Therapeutic massage is an active area of research. In particular, it has been studied for its effect on pain in the back, hands, neck, and knees, among other areas. A study published in Complementary Therapies in Clinical Practice showed a reduction in hand pain and an improvement in grip strength among people who had four weekly hand massage sessions and did self-massage at home. They also slept better and had less anxiety and depression than people in the control group who didn’t receive hand massage.

A study published in Annals of Family Medicine in 2014 found that 60-minute therapeutic massage sessions two or three times a week for four weeks relieved chronic neck pain better than no massage or fewer or shorter massage sessions.

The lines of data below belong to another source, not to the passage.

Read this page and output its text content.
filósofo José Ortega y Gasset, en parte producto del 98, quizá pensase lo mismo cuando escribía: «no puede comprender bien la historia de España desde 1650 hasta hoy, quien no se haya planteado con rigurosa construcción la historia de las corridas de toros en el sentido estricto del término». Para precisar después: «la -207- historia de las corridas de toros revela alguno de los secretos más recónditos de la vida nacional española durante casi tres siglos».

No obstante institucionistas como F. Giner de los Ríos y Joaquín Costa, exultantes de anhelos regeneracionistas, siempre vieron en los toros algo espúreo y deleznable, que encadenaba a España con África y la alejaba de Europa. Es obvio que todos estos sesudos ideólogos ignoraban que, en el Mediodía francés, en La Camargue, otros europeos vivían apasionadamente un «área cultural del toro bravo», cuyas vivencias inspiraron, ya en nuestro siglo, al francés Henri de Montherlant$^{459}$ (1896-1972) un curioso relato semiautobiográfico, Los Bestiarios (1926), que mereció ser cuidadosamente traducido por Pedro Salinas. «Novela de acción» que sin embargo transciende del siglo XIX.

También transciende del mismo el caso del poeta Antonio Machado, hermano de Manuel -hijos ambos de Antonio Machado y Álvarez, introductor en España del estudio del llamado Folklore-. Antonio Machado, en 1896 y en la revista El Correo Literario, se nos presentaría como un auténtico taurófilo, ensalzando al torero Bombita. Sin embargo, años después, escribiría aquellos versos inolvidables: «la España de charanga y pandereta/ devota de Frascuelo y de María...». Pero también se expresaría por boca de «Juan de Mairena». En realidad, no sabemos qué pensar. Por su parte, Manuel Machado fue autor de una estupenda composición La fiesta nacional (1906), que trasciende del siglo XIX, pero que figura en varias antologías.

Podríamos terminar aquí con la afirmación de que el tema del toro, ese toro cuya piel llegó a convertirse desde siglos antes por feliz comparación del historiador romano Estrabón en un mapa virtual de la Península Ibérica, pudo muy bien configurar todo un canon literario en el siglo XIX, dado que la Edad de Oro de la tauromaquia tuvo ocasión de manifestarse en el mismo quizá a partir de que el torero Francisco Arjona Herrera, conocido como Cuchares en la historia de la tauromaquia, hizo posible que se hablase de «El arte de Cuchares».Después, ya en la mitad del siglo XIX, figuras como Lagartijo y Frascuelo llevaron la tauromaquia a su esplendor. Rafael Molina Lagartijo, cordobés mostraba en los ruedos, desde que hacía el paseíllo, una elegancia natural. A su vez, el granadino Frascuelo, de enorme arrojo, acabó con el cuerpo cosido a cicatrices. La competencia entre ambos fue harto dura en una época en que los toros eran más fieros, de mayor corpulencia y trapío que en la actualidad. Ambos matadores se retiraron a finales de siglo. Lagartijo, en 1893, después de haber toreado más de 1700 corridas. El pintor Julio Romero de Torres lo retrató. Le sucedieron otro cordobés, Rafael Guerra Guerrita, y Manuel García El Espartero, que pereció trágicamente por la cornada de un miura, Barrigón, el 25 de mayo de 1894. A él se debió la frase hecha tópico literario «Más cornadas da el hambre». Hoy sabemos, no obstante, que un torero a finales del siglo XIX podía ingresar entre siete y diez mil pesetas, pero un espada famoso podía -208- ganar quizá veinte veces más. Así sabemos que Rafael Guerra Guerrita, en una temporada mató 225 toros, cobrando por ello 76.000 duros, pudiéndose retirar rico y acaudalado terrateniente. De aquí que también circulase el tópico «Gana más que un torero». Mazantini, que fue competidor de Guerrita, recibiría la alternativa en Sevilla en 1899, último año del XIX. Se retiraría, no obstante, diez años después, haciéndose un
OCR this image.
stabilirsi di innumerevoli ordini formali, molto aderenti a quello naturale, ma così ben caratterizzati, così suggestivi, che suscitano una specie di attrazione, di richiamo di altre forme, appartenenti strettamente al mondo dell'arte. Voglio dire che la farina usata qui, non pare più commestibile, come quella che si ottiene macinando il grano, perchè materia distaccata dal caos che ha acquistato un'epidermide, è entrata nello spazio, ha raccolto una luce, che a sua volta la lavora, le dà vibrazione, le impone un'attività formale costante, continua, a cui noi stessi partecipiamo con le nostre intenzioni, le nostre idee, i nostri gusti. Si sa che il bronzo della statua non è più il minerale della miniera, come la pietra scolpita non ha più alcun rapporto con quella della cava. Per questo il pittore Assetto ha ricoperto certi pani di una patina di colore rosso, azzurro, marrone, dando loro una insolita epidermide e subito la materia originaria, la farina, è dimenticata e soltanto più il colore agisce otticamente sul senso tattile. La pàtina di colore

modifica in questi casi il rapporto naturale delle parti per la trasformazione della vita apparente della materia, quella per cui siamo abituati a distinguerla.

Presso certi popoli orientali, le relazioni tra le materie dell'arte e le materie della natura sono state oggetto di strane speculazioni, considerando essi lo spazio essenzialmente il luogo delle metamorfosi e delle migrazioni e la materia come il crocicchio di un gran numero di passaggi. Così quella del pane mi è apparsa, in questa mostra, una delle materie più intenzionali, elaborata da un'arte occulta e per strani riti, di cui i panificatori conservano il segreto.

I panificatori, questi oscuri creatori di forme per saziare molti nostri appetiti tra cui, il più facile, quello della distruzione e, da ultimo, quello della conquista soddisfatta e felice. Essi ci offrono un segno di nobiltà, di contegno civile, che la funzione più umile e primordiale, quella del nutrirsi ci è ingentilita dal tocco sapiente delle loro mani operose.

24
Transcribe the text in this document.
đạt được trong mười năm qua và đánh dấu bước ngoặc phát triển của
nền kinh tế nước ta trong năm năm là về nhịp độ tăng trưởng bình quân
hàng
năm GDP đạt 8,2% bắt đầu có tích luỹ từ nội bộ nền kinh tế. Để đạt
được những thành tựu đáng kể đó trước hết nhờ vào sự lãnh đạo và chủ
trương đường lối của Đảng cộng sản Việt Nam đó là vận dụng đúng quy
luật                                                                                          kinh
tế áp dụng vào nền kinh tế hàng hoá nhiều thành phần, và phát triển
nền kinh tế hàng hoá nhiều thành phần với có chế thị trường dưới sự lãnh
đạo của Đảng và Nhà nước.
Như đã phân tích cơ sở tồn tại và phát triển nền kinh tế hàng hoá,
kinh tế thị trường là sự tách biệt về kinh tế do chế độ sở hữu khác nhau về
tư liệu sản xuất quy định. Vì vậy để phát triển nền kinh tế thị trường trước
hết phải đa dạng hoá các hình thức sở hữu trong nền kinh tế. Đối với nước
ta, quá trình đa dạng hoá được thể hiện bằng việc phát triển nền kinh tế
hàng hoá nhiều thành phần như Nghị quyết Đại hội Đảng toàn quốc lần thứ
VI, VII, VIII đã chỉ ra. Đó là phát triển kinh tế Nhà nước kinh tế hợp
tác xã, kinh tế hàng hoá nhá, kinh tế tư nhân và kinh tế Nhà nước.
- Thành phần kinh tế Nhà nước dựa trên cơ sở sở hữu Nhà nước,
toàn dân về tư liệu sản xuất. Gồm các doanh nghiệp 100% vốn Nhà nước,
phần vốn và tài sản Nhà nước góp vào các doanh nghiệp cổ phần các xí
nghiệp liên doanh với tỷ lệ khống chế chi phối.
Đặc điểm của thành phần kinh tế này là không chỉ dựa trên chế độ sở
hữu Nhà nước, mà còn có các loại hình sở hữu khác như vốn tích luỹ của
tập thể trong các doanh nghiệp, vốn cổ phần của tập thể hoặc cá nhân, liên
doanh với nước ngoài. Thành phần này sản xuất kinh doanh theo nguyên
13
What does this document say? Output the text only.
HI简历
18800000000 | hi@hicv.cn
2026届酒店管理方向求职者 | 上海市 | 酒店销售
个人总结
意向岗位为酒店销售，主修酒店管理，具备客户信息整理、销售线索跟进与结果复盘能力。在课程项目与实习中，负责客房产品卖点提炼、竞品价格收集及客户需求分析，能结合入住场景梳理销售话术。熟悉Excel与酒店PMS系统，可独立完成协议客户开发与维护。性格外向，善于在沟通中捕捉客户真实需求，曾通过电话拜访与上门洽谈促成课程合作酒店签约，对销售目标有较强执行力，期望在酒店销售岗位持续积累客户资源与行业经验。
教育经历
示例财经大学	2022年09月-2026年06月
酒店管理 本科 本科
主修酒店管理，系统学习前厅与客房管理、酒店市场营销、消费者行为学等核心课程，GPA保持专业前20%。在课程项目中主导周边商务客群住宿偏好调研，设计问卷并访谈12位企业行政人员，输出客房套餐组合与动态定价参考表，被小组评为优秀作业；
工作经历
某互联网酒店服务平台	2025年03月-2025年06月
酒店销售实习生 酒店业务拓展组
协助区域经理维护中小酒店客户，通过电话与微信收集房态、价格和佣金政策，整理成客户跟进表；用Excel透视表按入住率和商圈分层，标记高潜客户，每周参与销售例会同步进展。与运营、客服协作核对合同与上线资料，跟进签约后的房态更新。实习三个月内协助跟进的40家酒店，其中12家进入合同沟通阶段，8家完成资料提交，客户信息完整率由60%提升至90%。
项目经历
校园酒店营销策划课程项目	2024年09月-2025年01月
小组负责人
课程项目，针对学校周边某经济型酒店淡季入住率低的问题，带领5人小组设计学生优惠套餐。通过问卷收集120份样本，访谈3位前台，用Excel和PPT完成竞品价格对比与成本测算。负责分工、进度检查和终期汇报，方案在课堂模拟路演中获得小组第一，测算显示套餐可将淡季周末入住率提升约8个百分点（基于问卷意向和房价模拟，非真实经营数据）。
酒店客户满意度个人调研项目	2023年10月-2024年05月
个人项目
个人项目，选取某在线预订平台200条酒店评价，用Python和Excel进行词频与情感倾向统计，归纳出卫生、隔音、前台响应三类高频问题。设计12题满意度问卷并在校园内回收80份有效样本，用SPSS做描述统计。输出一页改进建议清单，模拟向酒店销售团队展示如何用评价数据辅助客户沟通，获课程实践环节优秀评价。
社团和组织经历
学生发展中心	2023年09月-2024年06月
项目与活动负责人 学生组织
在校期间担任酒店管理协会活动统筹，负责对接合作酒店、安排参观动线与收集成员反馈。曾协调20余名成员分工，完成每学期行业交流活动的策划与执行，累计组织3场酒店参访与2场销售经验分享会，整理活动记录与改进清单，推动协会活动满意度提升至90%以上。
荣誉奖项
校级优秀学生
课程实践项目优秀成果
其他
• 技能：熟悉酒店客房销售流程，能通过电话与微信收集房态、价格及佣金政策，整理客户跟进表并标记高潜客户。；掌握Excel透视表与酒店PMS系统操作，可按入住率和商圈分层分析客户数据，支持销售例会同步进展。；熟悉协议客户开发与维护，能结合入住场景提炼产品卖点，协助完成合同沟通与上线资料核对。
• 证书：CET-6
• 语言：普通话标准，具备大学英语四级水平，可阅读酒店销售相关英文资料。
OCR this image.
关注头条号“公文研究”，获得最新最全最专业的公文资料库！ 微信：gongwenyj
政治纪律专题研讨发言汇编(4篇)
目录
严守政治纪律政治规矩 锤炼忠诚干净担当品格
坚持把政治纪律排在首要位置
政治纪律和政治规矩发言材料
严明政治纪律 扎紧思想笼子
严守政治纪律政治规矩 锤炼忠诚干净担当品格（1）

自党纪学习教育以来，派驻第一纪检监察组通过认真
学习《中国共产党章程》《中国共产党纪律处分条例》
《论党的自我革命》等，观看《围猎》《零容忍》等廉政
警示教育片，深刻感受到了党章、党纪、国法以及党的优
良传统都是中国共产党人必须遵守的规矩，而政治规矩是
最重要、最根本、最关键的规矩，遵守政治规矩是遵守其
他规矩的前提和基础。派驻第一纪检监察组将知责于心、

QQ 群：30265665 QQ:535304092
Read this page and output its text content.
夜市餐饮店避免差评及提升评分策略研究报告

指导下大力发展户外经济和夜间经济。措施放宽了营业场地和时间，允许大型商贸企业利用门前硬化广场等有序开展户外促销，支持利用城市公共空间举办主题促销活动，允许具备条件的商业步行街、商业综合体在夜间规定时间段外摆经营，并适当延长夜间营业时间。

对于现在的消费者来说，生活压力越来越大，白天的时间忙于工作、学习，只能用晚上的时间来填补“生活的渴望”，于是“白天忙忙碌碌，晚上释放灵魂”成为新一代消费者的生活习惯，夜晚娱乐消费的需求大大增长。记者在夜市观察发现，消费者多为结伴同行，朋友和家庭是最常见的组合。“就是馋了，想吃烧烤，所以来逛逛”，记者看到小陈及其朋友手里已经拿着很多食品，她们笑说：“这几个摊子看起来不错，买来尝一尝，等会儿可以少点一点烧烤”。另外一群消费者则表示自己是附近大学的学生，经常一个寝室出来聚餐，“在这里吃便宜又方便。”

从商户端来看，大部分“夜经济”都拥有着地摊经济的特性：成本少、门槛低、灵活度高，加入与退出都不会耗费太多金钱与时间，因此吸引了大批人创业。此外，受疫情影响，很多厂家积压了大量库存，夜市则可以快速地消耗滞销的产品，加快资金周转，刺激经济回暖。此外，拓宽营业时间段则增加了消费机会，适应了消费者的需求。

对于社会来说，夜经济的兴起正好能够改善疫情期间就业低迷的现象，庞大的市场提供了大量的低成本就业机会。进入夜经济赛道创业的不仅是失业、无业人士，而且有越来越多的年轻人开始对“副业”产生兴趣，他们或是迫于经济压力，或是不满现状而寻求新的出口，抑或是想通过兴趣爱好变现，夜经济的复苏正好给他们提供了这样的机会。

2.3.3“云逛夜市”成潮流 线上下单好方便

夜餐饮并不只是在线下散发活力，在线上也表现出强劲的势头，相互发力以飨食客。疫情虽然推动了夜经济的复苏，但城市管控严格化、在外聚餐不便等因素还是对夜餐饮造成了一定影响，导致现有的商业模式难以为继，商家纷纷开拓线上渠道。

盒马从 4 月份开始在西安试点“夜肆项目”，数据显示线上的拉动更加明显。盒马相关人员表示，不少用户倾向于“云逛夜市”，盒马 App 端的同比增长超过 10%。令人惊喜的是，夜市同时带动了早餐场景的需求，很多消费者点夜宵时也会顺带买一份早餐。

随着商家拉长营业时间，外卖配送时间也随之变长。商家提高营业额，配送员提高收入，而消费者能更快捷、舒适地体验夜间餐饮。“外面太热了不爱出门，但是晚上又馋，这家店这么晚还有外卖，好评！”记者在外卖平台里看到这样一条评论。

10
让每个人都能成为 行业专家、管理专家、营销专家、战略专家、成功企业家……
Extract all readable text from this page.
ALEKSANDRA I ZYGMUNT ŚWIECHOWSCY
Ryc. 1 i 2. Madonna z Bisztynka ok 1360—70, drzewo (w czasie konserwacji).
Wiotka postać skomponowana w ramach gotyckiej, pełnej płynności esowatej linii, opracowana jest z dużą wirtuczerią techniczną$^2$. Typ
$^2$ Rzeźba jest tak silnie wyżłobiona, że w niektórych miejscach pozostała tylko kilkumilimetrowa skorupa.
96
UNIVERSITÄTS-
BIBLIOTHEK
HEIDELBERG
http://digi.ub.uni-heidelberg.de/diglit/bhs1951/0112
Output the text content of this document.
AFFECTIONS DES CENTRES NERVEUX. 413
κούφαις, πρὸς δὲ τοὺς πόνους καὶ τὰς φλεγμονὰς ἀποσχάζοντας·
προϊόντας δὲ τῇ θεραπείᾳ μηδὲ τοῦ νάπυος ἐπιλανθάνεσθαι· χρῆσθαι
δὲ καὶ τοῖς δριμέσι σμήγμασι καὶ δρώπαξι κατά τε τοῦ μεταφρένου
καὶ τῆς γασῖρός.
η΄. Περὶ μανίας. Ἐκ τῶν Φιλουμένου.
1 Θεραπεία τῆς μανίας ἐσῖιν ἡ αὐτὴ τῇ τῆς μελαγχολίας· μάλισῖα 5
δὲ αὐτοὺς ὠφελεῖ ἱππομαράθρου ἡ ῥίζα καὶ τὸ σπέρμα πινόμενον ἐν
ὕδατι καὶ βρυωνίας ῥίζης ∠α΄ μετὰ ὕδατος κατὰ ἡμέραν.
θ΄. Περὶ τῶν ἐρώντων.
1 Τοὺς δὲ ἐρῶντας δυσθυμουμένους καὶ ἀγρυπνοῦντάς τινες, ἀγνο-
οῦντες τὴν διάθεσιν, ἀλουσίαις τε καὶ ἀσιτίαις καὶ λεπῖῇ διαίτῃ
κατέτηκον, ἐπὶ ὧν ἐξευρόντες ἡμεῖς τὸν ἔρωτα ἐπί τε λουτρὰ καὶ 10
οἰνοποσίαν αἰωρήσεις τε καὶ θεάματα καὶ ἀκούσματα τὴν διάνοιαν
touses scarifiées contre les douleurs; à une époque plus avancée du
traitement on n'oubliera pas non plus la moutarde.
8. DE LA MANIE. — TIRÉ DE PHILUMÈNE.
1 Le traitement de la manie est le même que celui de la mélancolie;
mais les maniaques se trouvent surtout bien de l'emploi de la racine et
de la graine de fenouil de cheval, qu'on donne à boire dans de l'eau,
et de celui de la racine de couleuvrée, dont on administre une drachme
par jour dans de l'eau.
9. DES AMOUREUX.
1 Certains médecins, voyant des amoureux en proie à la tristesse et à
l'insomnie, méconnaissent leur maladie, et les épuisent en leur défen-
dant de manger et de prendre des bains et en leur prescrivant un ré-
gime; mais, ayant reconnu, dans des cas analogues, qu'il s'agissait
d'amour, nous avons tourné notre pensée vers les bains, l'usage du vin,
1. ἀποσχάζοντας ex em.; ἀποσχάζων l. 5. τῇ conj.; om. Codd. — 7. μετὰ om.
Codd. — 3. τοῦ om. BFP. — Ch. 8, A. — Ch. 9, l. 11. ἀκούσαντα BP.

“Coming at massage therapy as a way of reducing for chronic pain is generally very effective with a planned approach.  One example may be starting with 3-4 sessions once per week, followed by 1-2 months of bi-weekly sessions then tapering to once monthly or less frequently.”

Massage therapy can involve varying degrees of pressure. Some people find certain forms of massage, such as deep tissue massage, to be painful.  Massage doesn’t have to be painful to be therapeutic, so be sure to tell your therapist the type of touch you prefer (light touch, firm pressure, firmer pressure). Lighter may be more relaxing and therefore more beneficial, depending on your situation. People with certain pain conditions such as fibromyalgia or chronic fatigue syndrome may only be able to tolerate light pressure.

“Myofascial Release can be an effective starting point during a session for those people with more sensitivity to touch.  Once the connective tissue has released, deeper structures, such as muscles are more comfortably accessible after the more superficial work.”

There are no data to suggest that massage is harmful, but there are some specific situations where it is not recommended: massaging an inflamed area of skin, for example, can make it worse by causing irritation. One should not have massage to an area of infection, as it might spread the infection. The American Massage Therapy Association lists heart problems, infectious disease, phlebitis, and some skin conditions as reasons to avoid massage. Choose a licensed therapist; your PT may be able to make a recommendation.